La hidra de Viceka (3)

3.
Caminábamos en silencio por el bosque, oyendo como los pájaros inundaban con sus cánticos el ambiente y la hojarasca crujía bajo nuestros pies. El sendero estaba cubierto de ramas y matojos y se hacía difícil seguirlo a veces. Los arañazos eran continuos y los insectos se cebaban con nuestros cuerpos semidesnudos. Mi altura desproporcionada me prodigaba los embates de ramas que mi hermana esquivaba con facilidad.
Caudiona se había cubierto los pechos a costa de que sus nalgas asomaran juguetonas por detrás, bajo la túnica. Yo caminaba tras ella, tropezando con raíces traicioneras ocultas bajo el manto de hojas o lastimándome los dedos de los pies con piedras afiladas. Iba pendiente del contoneo del culo de Caudiona y, aunque mascullaba cada vez que el dedo gordo o el meñique resultaban golpeados con las piedras, sonreía bobalicón atendiendo a los globos vibrantes de mi hermana.

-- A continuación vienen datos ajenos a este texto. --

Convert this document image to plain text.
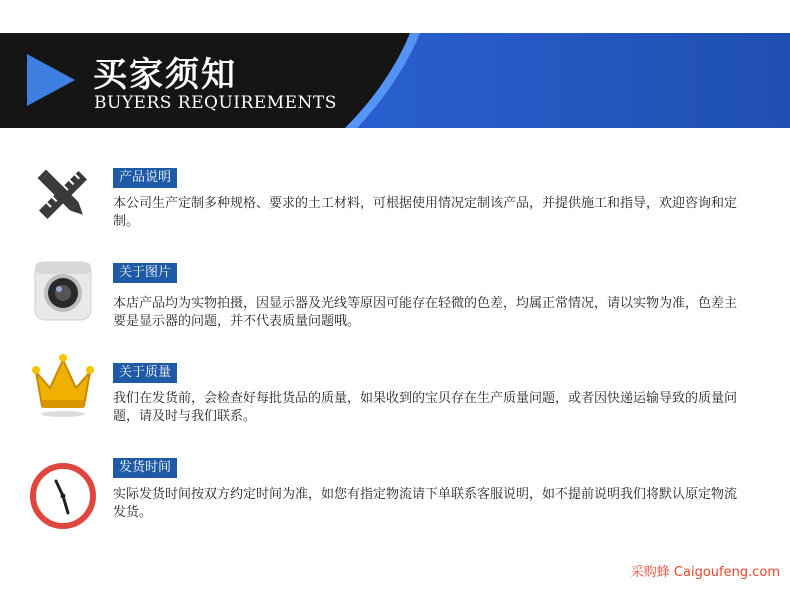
买家须知
BUYERS REQUIREMENTS
产品说明
本公司生产定制多种规格、要求的土工材料，可根据使用情况定制该产品，并提供施工和指导，欢迎咨询和定制。
关于图片
本店产品均为实物拍摄，因显示器及光线等原因可能存在轻微的色差，均属正常情况，请以实物为准，色差主要是显示器的问题，并不代表质量问题哦。
关于质量
我们在发货前，会检查好每批货品的质量，如果收到的宝贝存在生产质量问题，或者因快递运输导致的质量问题，请及时与我们联系。
发货时间
实际发货时间按双方约定时间为准，如您有指定物流请下单联系客服说明，如不提前说明我们将默认原定物流发货。
采购蜂 Caigoufeng.com
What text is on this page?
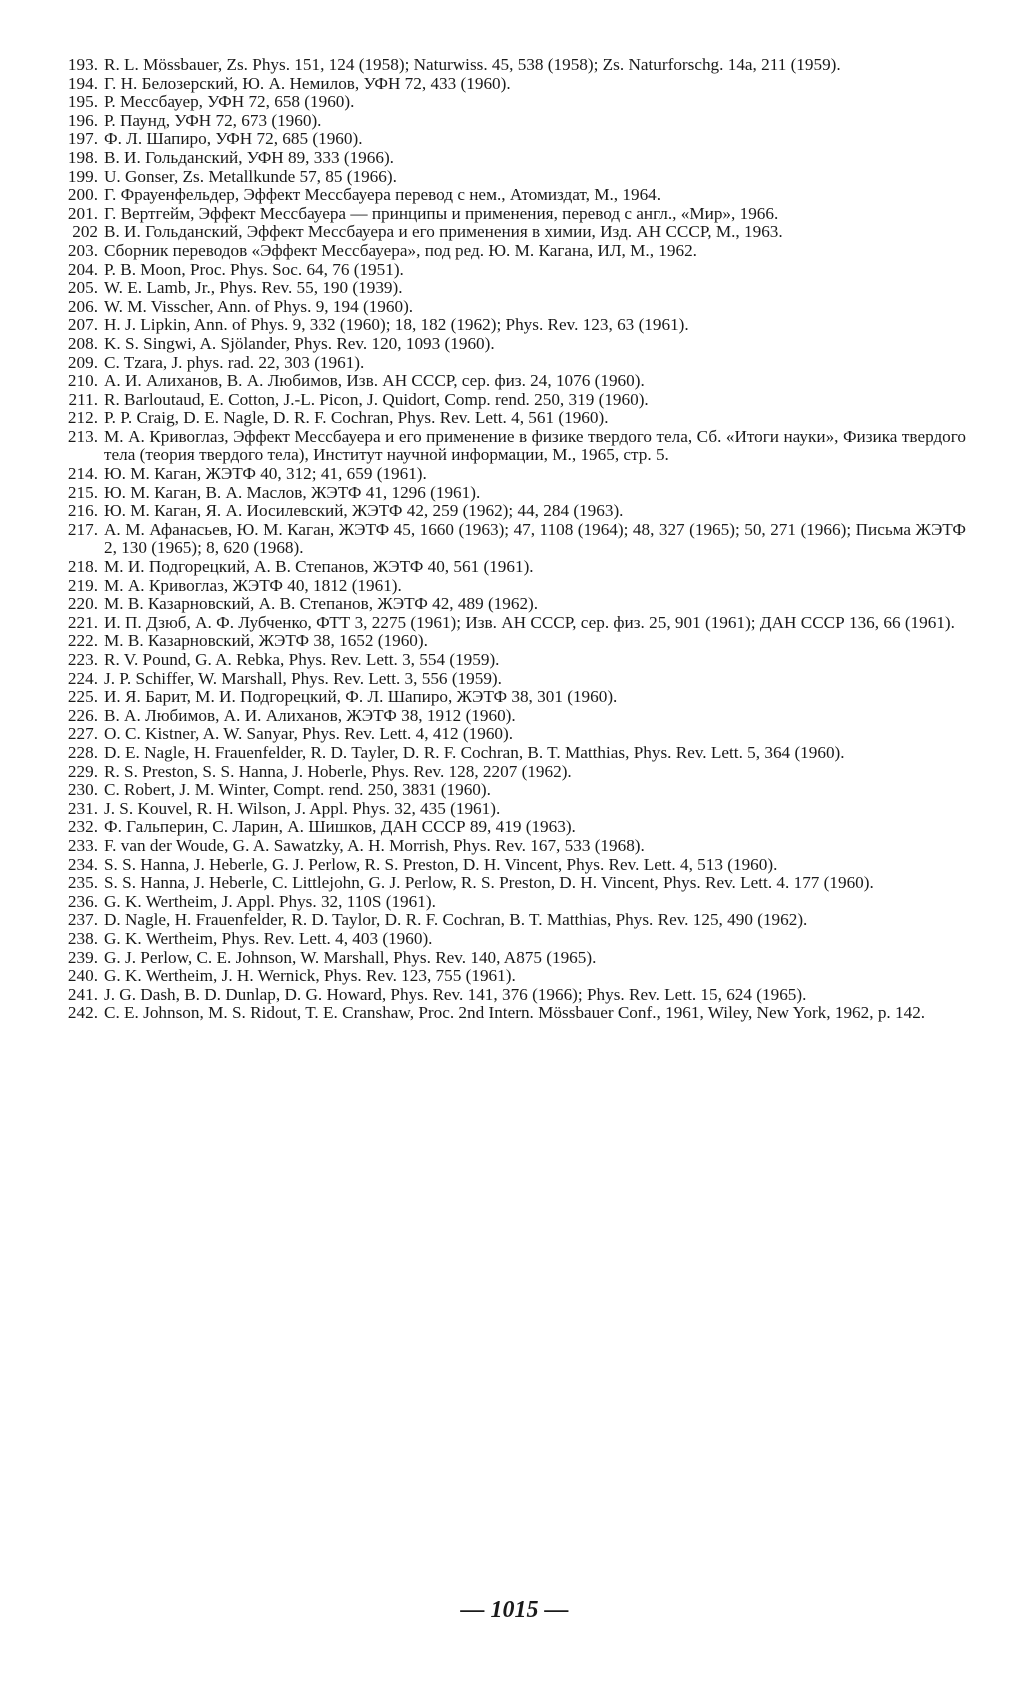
193. R. L. Mössbauer, Zs. Phys. 151, 124 (1958); Naturwiss. 45, 538 (1958); Zs. Naturforschg. 14a, 211 (1959).
194. Г. Н. Белозерский, Ю. А. Немилов, УФН 72, 433 (1960).
195. Р. Мессбауер, УФН 72, 658 (1960).
196. Р. Паунд, УФН 72, 673 (1960).
197. Ф. Л. Шапиро, УФН 72, 685 (1960).
198. В. И. Гольданский, УФН 89, 333 (1966).
199. U. Gonser, Zs. Metallkunde 57, 85 (1966).
200. Г. Фрауенфельдер, Эффект Мессбауера перевод с нем., Атомиздат, М., 1964.
201. Г. Вертгейм, Эффект Мессбауера — принципы и применения, перевод с англ., «Мир», 1966.
202 В. И. Гольданский, Эффект Мессбауера и его применения в химии, Изд. АН СССР, М., 1963.
203. Сборник переводов «Эффект Мессбауера», под ред. Ю. М. Кагана, ИЛ, М., 1962.
204. P. B. Moon, Proc. Phys. Soc. 64, 76 (1951).
205. W. E. Lamb, Jr., Phys. Rev. 55, 190 (1939).
206. W. M. Visscher, Ann. of Phys. 9, 194 (1960).
207. H. J. Lipkin, Ann. of Phys. 9, 332 (1960); 18, 182 (1962); Phys. Rev. 123, 63 (1961).
208. K. S. Singwi, A. Sjölander, Phys. Rev. 120, 1093 (1960).
209. C. Tzara, J. phys. rad. 22, 303 (1961).
210. А. И. Алиханов, В. А. Любимов, Изв. АН СССР, сер. физ. 24, 1076 (1960).
211. R. Barloutaud, E. Cotton, J.-L. Picon, J. Quidort, Comp. rend. 250, 319 (1960).
212. P. P. Craig, D. E. Nagle, D. R. F. Cochran, Phys. Rev. Lett. 4, 561 (1960).
213. М. А. Кривоглаз, Эффект Мессбауера и его применение в физике твердого тела, Сб. «Итоги науки», Физика твердого тела (теория твердого тела), Институт научной информации, М., 1965, стр. 5.
214. Ю. М. Каган, ЖЭТФ 40, 312; 41, 659 (1961).
215. Ю. М. Каган, В. А. Маслов, ЖЭТФ 41, 1296 (1961).
216. Ю. М. Каган, Я. А. Иосилевский, ЖЭТФ 42, 259 (1962); 44, 284 (1963).
217. А. М. Афанасьев, Ю. М. Каган, ЖЭТФ 45, 1660 (1963); 47, 1108 (1964); 48, 327 (1965); 50, 271 (1966); Письма ЖЭТФ 2, 130 (1965); 8, 620 (1968).
218. М. И. Подгорецкий, А. В. Степанов, ЖЭТФ 40, 561 (1961).
219. М. А. Кривоглаз, ЖЭТФ 40, 1812 (1961).
220. М. В. Казарновский, А. В. Степанов, ЖЭТФ 42, 489 (1962).
221. И. П. Дзюб, А. Ф. Лубченко, ФТТ 3, 2275 (1961); Изв. АН СССР, сер. физ. 25, 901 (1961); ДАН СССР 136, 66 (1961).
222. М. В. Казарновский, ЖЭТФ 38, 1652 (1960).
223. R. V. Pound, G. A. Rebka, Phys. Rev. Lett. 3, 554 (1959).
224. J. P. Schiffer, W. Marshall, Phys. Rev. Lett. 3, 556 (1959).
225. И. Я. Барит, М. И. Подгорецкий, Ф. Л. Шапиро, ЖЭТФ 38, 301 (1960).
226. В. А. Любимов, А. И. Алиханов, ЖЭТФ 38, 1912 (1960).
227. O. C. Kistner, A. W. Sanyar, Phys. Rev. Lett. 4, 412 (1960).
228. D. E. Nagle, H. Frauenfelder, R. D. Tayler, D. R. F. Cochran, B. T. Matthias, Phys. Rev. Lett. 5, 364 (1960).
229. R. S. Preston, S. S. Hanna, J. Hoberle, Phys. Rev. 128, 2207 (1962).
230. C. Robert, J. M. Winter, Compt. rend. 250, 3831 (1960).
231. J. S. Kouvel, R. H. Wilson, J. Appl. Phys. 32, 435 (1961).
232. Ф. Гальперин, С. Ларин, А. Шишков, ДАН СССР 89, 419 (1963).
233. F. van der Woude, G. A. Sawatzky, A. H. Morrish, Phys. Rev. 167, 533 (1968).
234. S. S. Hanna, J. Heberle, G. J. Perlow, R. S. Preston, D. H. Vincent, Phys. Rev. Lett. 4, 513 (1960).
235. S. S. Hanna, J. Heberle, C. Littlejohn, G. J. Perlow, R. S. Preston, D. H. Vincent, Phys. Rev. Lett. 4. 177 (1960).
236. G. K. Wertheim, J. Appl. Phys. 32, 110S (1961).
237. D. Nagle, H. Frauenfelder, R. D. Taylor, D. R. F. Cochran, B. T. Matthias, Phys. Rev. 125, 490 (1962).
238. G. K. Wertheim, Phys. Rev. Lett. 4, 403 (1960).
239. G. J. Perlow, C. E. Johnson, W. Marshall, Phys. Rev. 140, A875 (1965).
240. G. K. Wertheim, J. H. Wernick, Phys. Rev. 123, 755 (1961).
241. J. G. Dash, B. D. Dunlap, D. G. Howard, Phys. Rev. 141, 376 (1966); Phys. Rev. Lett. 15, 624 (1965).
242. C. E. Johnson, M. S. Ridout, T. E. Cranshaw, Proc. 2nd Intern. Mössbauer Conf., 1961, Wiley, New York, 1962, p. 142.
— 1015 —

De repente los sonidos del bosque se acallaron y el silencio pareció hacerse palpable. Nos detuvimos y nos miramos suspicaces. El bosque había tardado en darse cuenta de nuestra presencia.
O quizá había enmudecido por otra causa.
Nos agachamos en silencio, juntos, estrechando nuestros cuerpos. Los insectos parecían ajenos a la extraña calma y se arremolinaban en la cara y el cuello, zumbando excitados por el sudor.
No tuvimos que esperar mucho. A lo lejos, entre el follaje, un lobo negro, casi indetectable entre las sombras de los árboles, surgió como una voluta de humo. Sus pasos eran sigilosos y su porte magnífico. El lomo del animal era casi tan alto como mi hermana y, de lejos, se intuían la grandiosidad y el poder de sus afiladas garras y colmillos.
La bestia no había reparado en nuestra presencia, quizá porque el viento soplaba en contra nuestra y nuestro olor no llegaba hasta él. Quizá porque sus ojos ambarinos parecían lánguidos, casi ocultos bajo unos pesados párpados. Caminó despacio hasta situarse varios codos más adelante del sendero. Gracias a la luz filtrada por las ramas que incidían en el suelo como bastones dorados, pudimos contemplar mejor el soberbio cuerpo del animal.
Estaba sangrando de un costado. La sangre brillaba en su pelaje carbonífero. Se recostó sobre el sendero y pareció suspirar, tratando de recomponer sus fuerzas. Sus orejas replegadas se agitaron para espantar a las moscas.
Caudiona y yo nos miramos. Aquel animal, por muy herido que estuviese era capaz de arrancar un brazo de un zarpazo o una pierna de un mordisco. Caudiona entrecerró sus ojos y adiviné lo que estaba pensando.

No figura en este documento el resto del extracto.